The conference’s keynote speaker, Vincent Tinto, a professor emeritus at Syracuse University and a leading expert on college completion, told the 140 attendees that colleges that have strong track records in educating disadvantaged students have a few things in common. Among them:

  • They encourage collaboration. First-year learning communities that link two or three courses allow students to study in cohorts on material that’s relevant to more than one class. “Students in groups do better than students on their own,” he said.
  • When students are struggling, counselors or teachers intervene early. “If you wait until the midterm, in many cases, they’ve already left the course,” he said.
  • They spend time on faculty development. Instructors are trained in the pedagogical techniques that are most effective with diverse students.

Success Stories

The strategies the colleges employ are as diverse as the colleges themselves.

A Finnish folklorist at Finlandia University, in Minnesota, described how she teaches new students the concept of Sisu, which roughly translates to grit. She takes the students to a copper mine where, for many of their ancestors, “going down two miles and chipping away at rocks was the American dream.”

An administrator at Union College in Kentucky explained how the college uses scavenger hunts and wilderness excursions to acclimate freshmen from rural Appalachia who are the first in their families to attend college.

At the end of the day, students took the stage to describe what had worked for them.

Michael D’Ambrosio, 30, who received a bachelor’s degree from Robert Morris University in Illinois in 2010, was the first in his family to attend college.
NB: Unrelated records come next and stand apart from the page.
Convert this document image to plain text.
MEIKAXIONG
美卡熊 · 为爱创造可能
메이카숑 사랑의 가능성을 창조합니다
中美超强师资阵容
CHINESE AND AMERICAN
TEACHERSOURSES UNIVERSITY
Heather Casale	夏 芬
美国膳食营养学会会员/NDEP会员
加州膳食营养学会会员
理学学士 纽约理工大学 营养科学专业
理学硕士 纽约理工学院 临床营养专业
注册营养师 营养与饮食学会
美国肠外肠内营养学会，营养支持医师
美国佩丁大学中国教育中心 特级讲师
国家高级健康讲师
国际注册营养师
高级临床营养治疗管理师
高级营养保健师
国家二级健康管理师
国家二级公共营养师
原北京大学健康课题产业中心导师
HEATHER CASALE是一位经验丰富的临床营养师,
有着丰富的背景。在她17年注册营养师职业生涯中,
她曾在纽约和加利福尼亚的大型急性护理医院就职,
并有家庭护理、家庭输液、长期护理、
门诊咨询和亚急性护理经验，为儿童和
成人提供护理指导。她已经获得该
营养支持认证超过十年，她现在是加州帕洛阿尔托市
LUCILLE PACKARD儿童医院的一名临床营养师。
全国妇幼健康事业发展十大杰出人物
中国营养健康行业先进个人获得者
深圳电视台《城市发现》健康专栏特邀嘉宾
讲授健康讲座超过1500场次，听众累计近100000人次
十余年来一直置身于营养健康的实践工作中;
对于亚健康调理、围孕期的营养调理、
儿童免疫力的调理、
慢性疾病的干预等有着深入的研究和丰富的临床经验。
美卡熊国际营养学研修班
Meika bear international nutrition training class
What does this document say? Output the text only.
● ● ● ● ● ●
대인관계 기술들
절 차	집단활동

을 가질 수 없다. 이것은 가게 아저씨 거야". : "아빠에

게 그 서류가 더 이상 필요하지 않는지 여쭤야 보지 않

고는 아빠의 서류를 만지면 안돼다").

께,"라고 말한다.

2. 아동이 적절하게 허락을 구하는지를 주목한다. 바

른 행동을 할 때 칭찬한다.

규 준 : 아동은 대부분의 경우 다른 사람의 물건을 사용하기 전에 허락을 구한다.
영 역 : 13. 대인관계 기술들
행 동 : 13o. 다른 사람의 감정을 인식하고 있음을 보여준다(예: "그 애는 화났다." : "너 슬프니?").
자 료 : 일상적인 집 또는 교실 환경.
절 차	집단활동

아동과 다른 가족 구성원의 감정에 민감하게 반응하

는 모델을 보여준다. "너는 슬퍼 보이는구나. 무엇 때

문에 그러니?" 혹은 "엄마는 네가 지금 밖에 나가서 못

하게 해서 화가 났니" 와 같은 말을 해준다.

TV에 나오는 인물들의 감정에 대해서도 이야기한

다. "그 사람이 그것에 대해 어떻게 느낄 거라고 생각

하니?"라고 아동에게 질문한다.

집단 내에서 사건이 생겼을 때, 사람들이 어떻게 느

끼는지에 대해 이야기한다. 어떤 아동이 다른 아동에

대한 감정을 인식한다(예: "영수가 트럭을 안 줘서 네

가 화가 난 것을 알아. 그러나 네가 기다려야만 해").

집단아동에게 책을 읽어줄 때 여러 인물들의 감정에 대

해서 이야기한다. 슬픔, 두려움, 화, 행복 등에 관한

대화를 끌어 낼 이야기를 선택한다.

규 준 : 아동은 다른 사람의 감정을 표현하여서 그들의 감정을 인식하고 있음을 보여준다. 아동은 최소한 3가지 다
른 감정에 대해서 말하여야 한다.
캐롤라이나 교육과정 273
He had no relatives to turn to for advice when he started taking night classes while working full time, and with an infant at home.

During his first semester, he was placed in a cohort of students enrolled in the same paralegal, mathematics, and English courses. “Seeing the same faces from quarter to quarter, studying with them, and knowing that they could all relate to what I was going through made a huge difference,” he said.

Spencer Richardson-Moore, 24, said that having a financial-aid officer at Marygrove College, in Michigan, who “looked beyond my smile and saw that something was wrong” helped him open up about personal problems that were hurting his grades and jeopardizing his financial aid.

He also credited a campus-based group called the Gentlemen’s Roundtable with helping him and other young black men realize their potential. “We were brought together as young men at risk,” he said. “We’re now a group of young men who are scholars.”